Technology to get you around can be some of the most useful, whether you’re in your own city or visiting a new place. Apps have tremendously simplified the way we can do this, with everything from getting you a ride to selling your car, at the click of a button on your phone. This was a very successful year for Israeli transportation apps, with some major exits and developments.
- Gett – While various on-demand ride booking companies have become successful in different cities worldwide, Gett (formerly known as Get Taxi) has taken over the scene throughout Israel, and offers services in 60 cities around the world. This May, Gett raised $300 million from Volkswagen, the German carmaker, bringing the total amount invested to $520 million!
- Via – Via is another on-demand transit company. Basically you book a ride on your phone and get picked up at a nearby corner. It’s a very Israeli style of transportation that can be compared to our “Monit Sheirut” service – with a larger car taking many passengers. Now, after they raised $100 million in May, they could easily change the future of public transportation.
- Vroom – Vroom made its mark on the scene just days ago, raising $50 million, and is said to be making buying a used car as easy as shopping online for shoes. Taking the stress out of buying and selling used cars is something very necessary and useful in that industry, ultimately delivering you a new car to your door.
- Mobileye – MIT Technology review ranked Mobileye #6 on the list of the world’s 50 “smartest” companies. Mobileye keeps passengers safe and lowers risk of accidents through different technologies, to help process visual information in driver assistance systems. Worth a total of $9.5 billion, Mobileye works with top car brands for its collision warning developments and is also on it’s way towards a future of fully autonomous cars.

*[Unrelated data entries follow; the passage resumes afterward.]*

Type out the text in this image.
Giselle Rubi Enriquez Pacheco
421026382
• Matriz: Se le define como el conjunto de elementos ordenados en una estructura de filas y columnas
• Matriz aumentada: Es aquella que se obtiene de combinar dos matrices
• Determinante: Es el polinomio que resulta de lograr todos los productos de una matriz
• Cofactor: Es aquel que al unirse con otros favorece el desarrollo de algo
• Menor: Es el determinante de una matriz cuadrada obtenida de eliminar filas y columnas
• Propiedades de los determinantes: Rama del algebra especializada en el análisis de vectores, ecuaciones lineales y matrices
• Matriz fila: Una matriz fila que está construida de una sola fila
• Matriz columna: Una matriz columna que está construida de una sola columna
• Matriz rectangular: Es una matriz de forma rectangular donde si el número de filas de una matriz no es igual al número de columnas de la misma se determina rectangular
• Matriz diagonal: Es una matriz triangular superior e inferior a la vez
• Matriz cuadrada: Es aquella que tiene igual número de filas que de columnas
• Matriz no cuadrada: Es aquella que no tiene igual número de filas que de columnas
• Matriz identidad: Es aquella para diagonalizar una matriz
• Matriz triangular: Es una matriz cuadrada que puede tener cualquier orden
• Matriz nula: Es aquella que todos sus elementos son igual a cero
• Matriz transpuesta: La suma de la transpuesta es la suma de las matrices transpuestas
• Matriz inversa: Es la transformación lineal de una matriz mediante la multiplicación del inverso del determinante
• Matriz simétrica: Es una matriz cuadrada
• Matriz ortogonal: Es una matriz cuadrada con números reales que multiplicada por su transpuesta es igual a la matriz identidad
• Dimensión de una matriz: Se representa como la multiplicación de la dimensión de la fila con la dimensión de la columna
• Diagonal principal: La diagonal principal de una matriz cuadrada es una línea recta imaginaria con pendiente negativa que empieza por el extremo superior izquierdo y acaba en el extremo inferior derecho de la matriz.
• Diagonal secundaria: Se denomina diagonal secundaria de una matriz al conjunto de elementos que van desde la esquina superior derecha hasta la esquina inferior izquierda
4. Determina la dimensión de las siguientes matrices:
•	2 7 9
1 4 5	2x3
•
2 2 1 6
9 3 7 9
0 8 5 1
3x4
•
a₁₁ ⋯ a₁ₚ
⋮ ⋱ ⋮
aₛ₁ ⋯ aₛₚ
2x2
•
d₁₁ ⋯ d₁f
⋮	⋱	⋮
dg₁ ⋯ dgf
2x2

- Otto – Speaking of autonomous driving, Otto applies this technology to already existing long-haul freight trucks. This could allow drivers to rest on long journeys, while trucks navigate themselves. The excitement of this futuristic technology and concept was noticed by Uber, who acquired them in August, in a deal worth up to $680 million. A few days ago, a self-driving truck by Otto, carrying beers, completed a route of 120 miles. No beers were harmed during the process.
Well, what do you think? Looks like we had an amazing year.